J'y vais parfois et l'envie me vient de la rêver,
De remettre entre ses murs la chaleur et la vie ,
Un désir mord ma chair et mes os et me prie
D'opérer une reconquête, de lui offrir un futur libéré.

Une maison que tu ne connais pas,
Et qui jamais ne fut connue de toi,
Une porte que tu n'ouvriras pas
Quand tu la regardes et ne la connais pas

Certes je pourrais me rêver avec mes chats et mes copains
Barricader mes anarchies pendant que je remets en état les sanitaires,
Raccorder à l'infini le courant clandestin
Quand on se donne du bon temps et qu'on reste à rien faire,
On pourrait arroser de joie
De détritus et d'éclats cette banlieue,
À deux pas de ce champ aux parfums pénétrants
Aux yeux clairs et aux Mercedes aux sièges exorbitants,
Des accordéons étirés, et sous le bras, écoles et livres
Sur la via del Poderaccio, des vieux, des femmes aux fortes lèvres
Tandis que le ciel de printemps incendie l'espérance,
Mille vieilles maisons en fête, mille fleuves en partance.

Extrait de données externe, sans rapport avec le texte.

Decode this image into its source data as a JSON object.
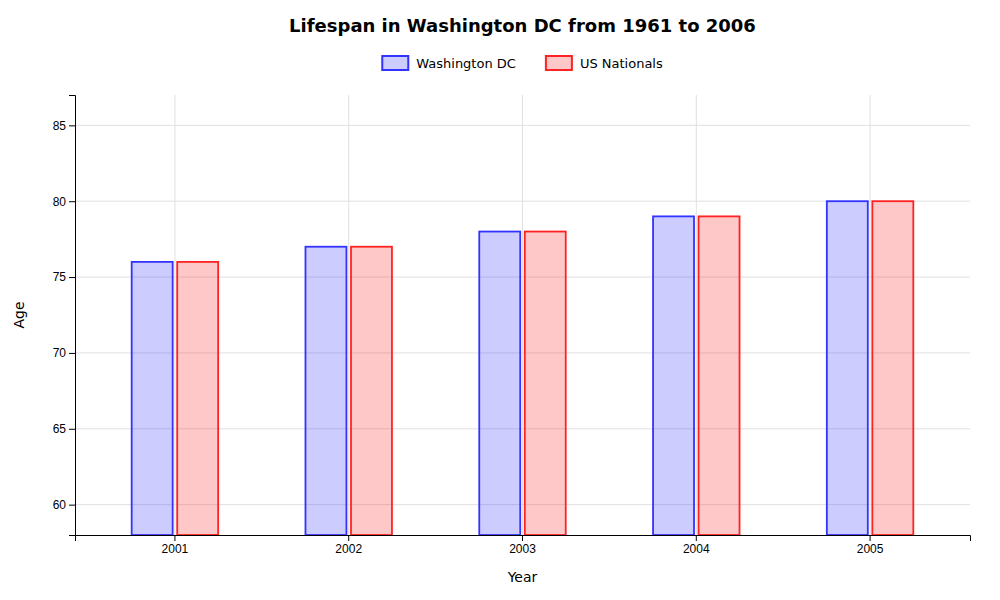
{
  "chart_data": {
    "type": "bar",
    "title": "Lifespan in Washington DC from 1961 to 2006",
    "x_label": "Year",
    "y_label": "Age",
    "categories": [
      "2001",
      "2002",
      "2003",
      "2004",
      "2005"
    ],
    "series": [
      {
        "name": "Washington DC",
        "color": "#3333ff",
        "values": [
          76,
          77,
          78,
          79,
          80
        ]
      },
      {
        "name": "US Nationals",
        "color": "#ff2222",
        "values": [
          76,
          77,
          78,
          79,
          80
        ]
      }
    ],
    "ylim": [
      58,
      87
    ],
    "yticks": [
      60,
      65,
      70,
      75,
      80,
      85
    ],
    "grid": true,
    "legend": "top"
  }
}
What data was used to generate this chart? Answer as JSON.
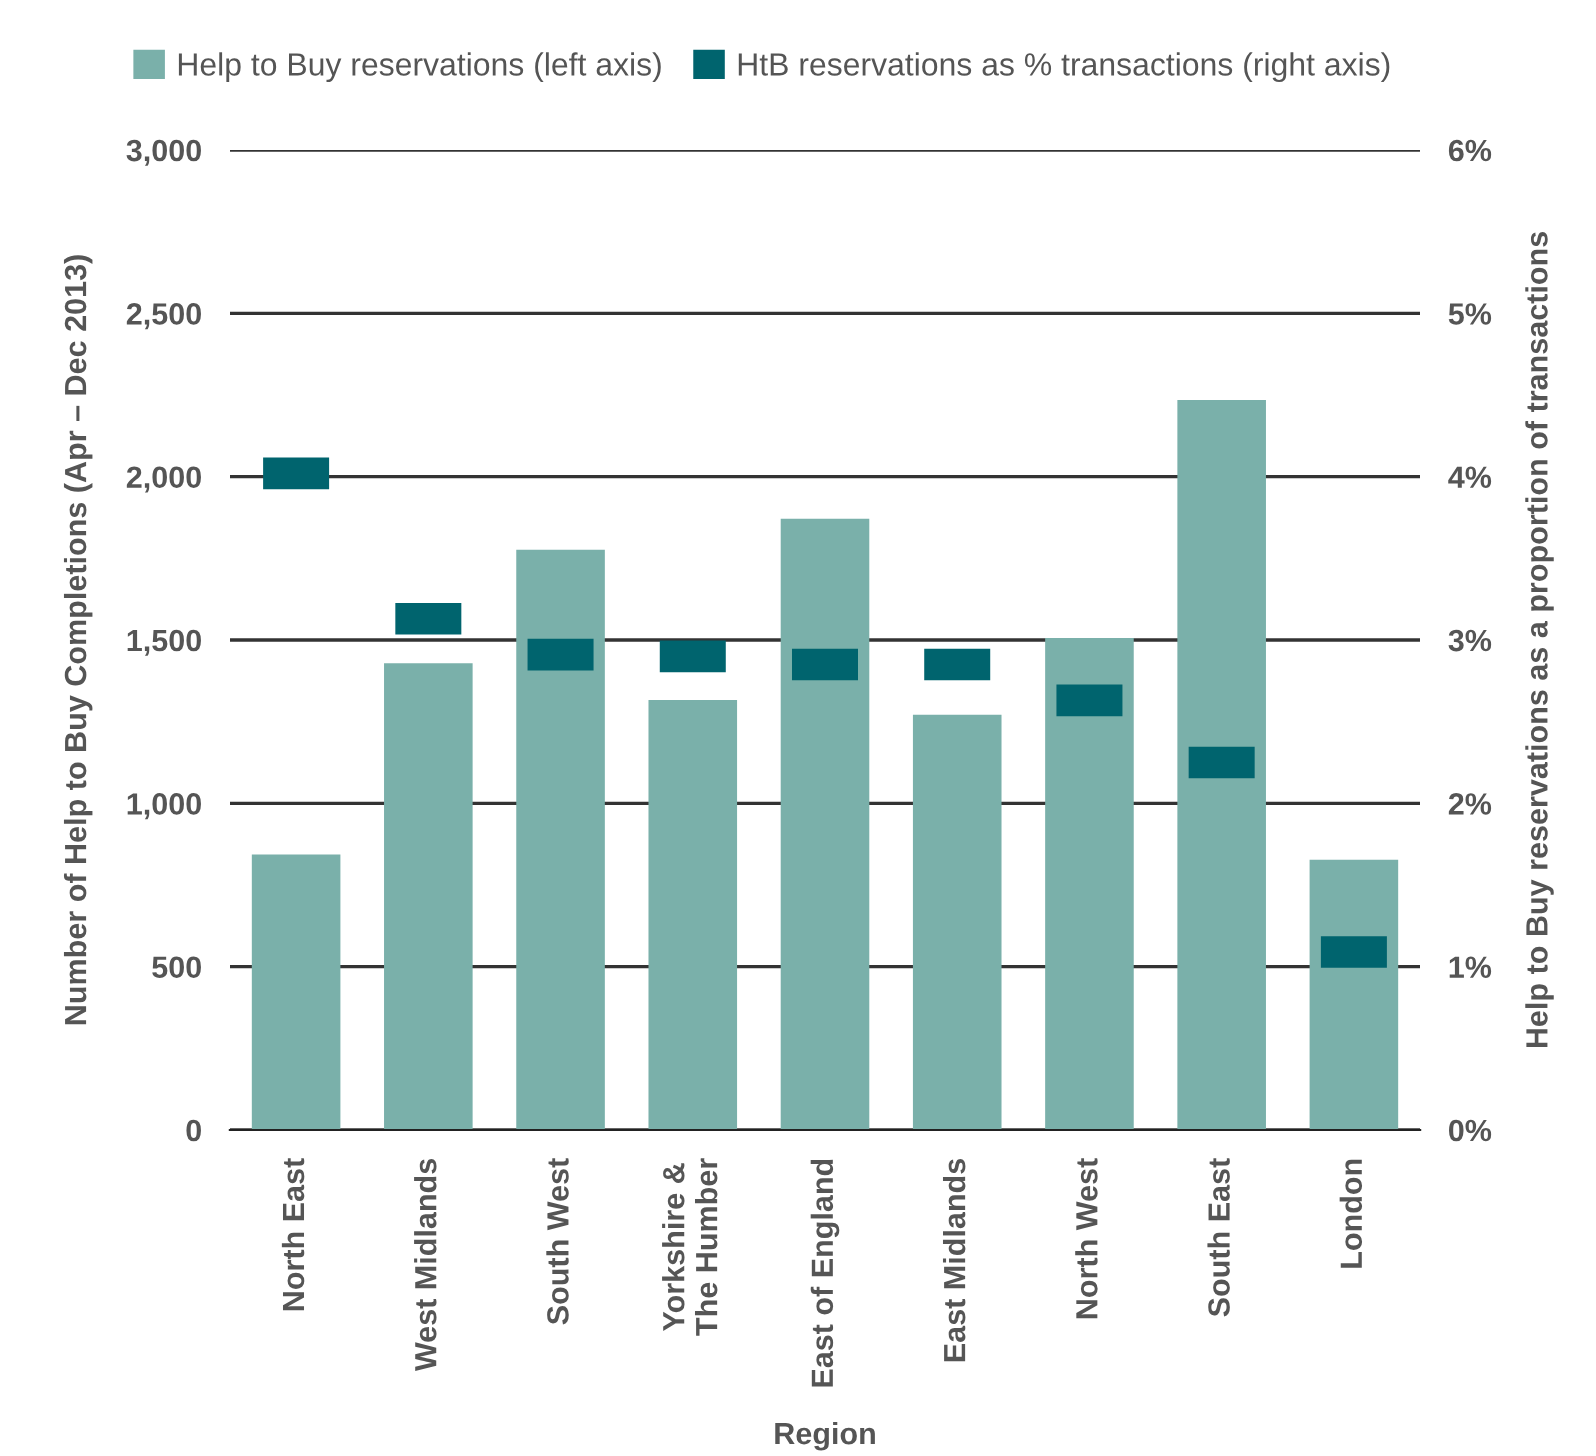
{
  "chart_data": {
    "type": "bar",
    "categories": [
      "North East",
      "West Midlands",
      "South West",
      "Yorkshire &\nThe Humber",
      "East of England",
      "East Midlands",
      "North West",
      "South East",
      "London"
    ],
    "series": [
      {
        "name": "Help to Buy reservations (left axis)",
        "color": "#7ab0aa",
        "values": [
          843,
          1429,
          1776,
          1316,
          1871,
          1271,
          1506,
          2235,
          827
        ]
      },
      {
        "name": "HtB reservations as % transactions (right axis)",
        "type": "scatter",
        "marker": "square",
        "axis": "y2",
        "color": "#00646e",
        "values": [
          4.02,
          3.13,
          2.91,
          2.9,
          2.85,
          2.85,
          2.63,
          2.25,
          1.09
        ]
      }
    ],
    "xlabel": "Region",
    "ylabel": "Number of Help to Buy Completions (Apr – Dec 2013)",
    "y2label": "Help to Buy reservations as a proportion of transactions",
    "ylim": [
      0,
      3000
    ],
    "yticks": [
      {
        "value": 0,
        "label": "0"
      },
      {
        "value": 500,
        "label": "500"
      },
      {
        "value": 1000,
        "label": "1,000"
      },
      {
        "value": 1500,
        "label": "1,500"
      },
      {
        "value": 2000,
        "label": "2,000"
      },
      {
        "value": 2500,
        "label": "2,500"
      },
      {
        "value": 3000,
        "label": "3,000"
      }
    ],
    "y2lim": [
      0,
      6
    ],
    "y2ticks": [
      {
        "value": 0,
        "label": "0%"
      },
      {
        "value": 1,
        "label": "1%"
      },
      {
        "value": 2,
        "label": "2%"
      },
      {
        "value": 3,
        "label": "3%"
      },
      {
        "value": 4,
        "label": "4%"
      },
      {
        "value": 5,
        "label": "5%"
      },
      {
        "value": 6,
        "label": "6%"
      }
    ],
    "grid": "y",
    "legend": "top"
  }
}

Cette maison que tu n'as pas,
Et qui jamais ne fut à toi,
Une vie que tu ne vivras pas
Alors que tu la vis et ne le sais pas

Et j'imagine les entrecroisements du passé et du présent,
Terres brûlées avec nos outils pour bêcher l'inexistant,
Le paysan parle avec l'enfant pakistanais,
La fille de la campagne avec le vendeur népalais
La grand-mère à la fenêtre secoue la tête d'un adolescent
Et sa crête et lui sourit comme on sourit à un dément
Mondes submergés et mêlés, bariolés, désaxés,
Confusions des langues dans mes pensées armées
Avec les murs transparents de mes amours intermédiaires
Entre les aubes et les couchants où le fleuve est comme une mer
Qui ne veut jamais de frontières, qui ne veut pas limiter
Ni le demain ni l'hier, même pas le temps d'osciller

Cette maison que tu ne connais pas
Que je rêverai encore cette nuit
Cette maison, tu le sais
Est grande comme tes ennuis


Mais ensuite je pressens des bruits et des regards clandestins
Tandis que vole le linge et qu'on frotte des allumettes,
Il n'y a personne aux fenêtres et le rien dans les herbettes
De canots pneumatiques et de misères, et de guerres et de destins,
Je perçois des souffles sales, peut-être une main
De vies méconnues qui sont venues de loin,
Je tire, je pousse ; en avant, en arrière ; le ciel se fait bleuâtre,
Déjà on voit à l'horizon la décapeuse du bourgmestre
Et les uniformes, les casques, les boucliers et les matraques de la police
Évacuation et sécurité, férocité et folie
Et maintenant tu vois ces visages mixtes aux vieux paysans
Et la maison au bord du fleuve se dissout dans le vent


Une maison que tu ne connais pas,
Et qui jamais ne fut connue de toi,
Quand tu y repasseras
N'aura jamais existé pour toi


Vieille route maintenant barrée avec des blocs de ciment,
V
ieille maison là à se défaire avec ses spectres contre le vent,
Bâtisses fatalistes
et là-haut le pont avec son trafic délirant
Tandis
que je rentre à pied le regard un peu divagant,
Une maison au bord du fleuve, une maison un peu croulant,
Un temps, sans doute, y ont vécu et y sont morts des gens

Cette maison que tu ne connais pas
Et qui jamais ne veut mourir
Cette porte tu l'ouvriras
Quand avec ce monde tu pourras en finir.